Selon une source européenne, cette décision a été prise mardi soir, lors d’une réunion à Rome des représentants des dirigeants du MEF, le Forum des économies majeures, dont le sommet est prévu jeudi à L’Aquila. Le MEF rassemble les seize principales économies de la planète, les huit pays les plus industrialisés du G8 et les grands émergents comme la Chine, l’Inde, la Corée du Sud ou le Brésil.

«Il y a un très fort engagement (de ces pays) à réduire de façon substantielle les émissions mondiales d’ici 2050, mais il n’y a pas de 50%», a précisé ce responsable à l’AFP.

«Sur la date à laquelle les émissions devraient culminer, ils disent qu’elle devrait intervenir dès que possible, mais sans mention explicite. De notre point de vue, si la lutte contre le changement climatique doit se fonder sur la science, les émissions devraient culminer en 2020 (puis baisser) afin de limiter le réchauffement à 2°C», a-t-il poursuivi.

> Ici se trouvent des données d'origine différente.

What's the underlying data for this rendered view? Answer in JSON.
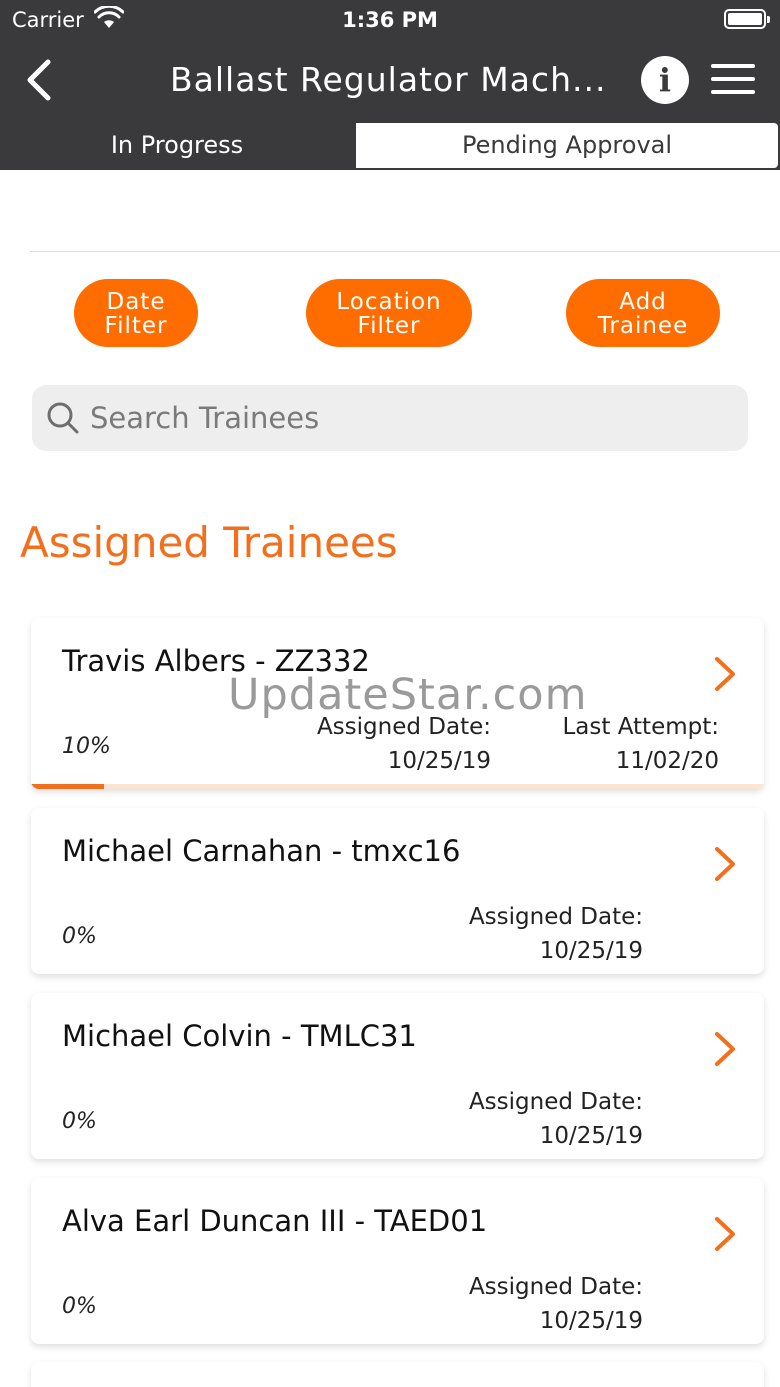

Le MEF serait d’ailleurs décidé à conserver, dans sa déclaration finale, cet objectif d’un réchauffement maximal à 2°C supplémentaires par rapport aux niveaux pré-industriels, a indiqué un négociateur occidental. Mais sans préciser comment ils entendent y parvenir.

Pour l’Union européenne, il s’agit d’un revers: «Nous poussons pour avoir davantage, nous poussons pour des objectifs ambitieux (de réduction) à moyen terme, et nous poussons pour une division par deux des émissions» mondiales, a souligné le responsable européen.

Dans un précédent projet de déclaration, le MEF «soutenait l’objectif de réduire les émissions mondiales de 50% d’ici 2050», sans toutefois préciser l’année de référence par rapport à laquelle cette division devait s’opérer.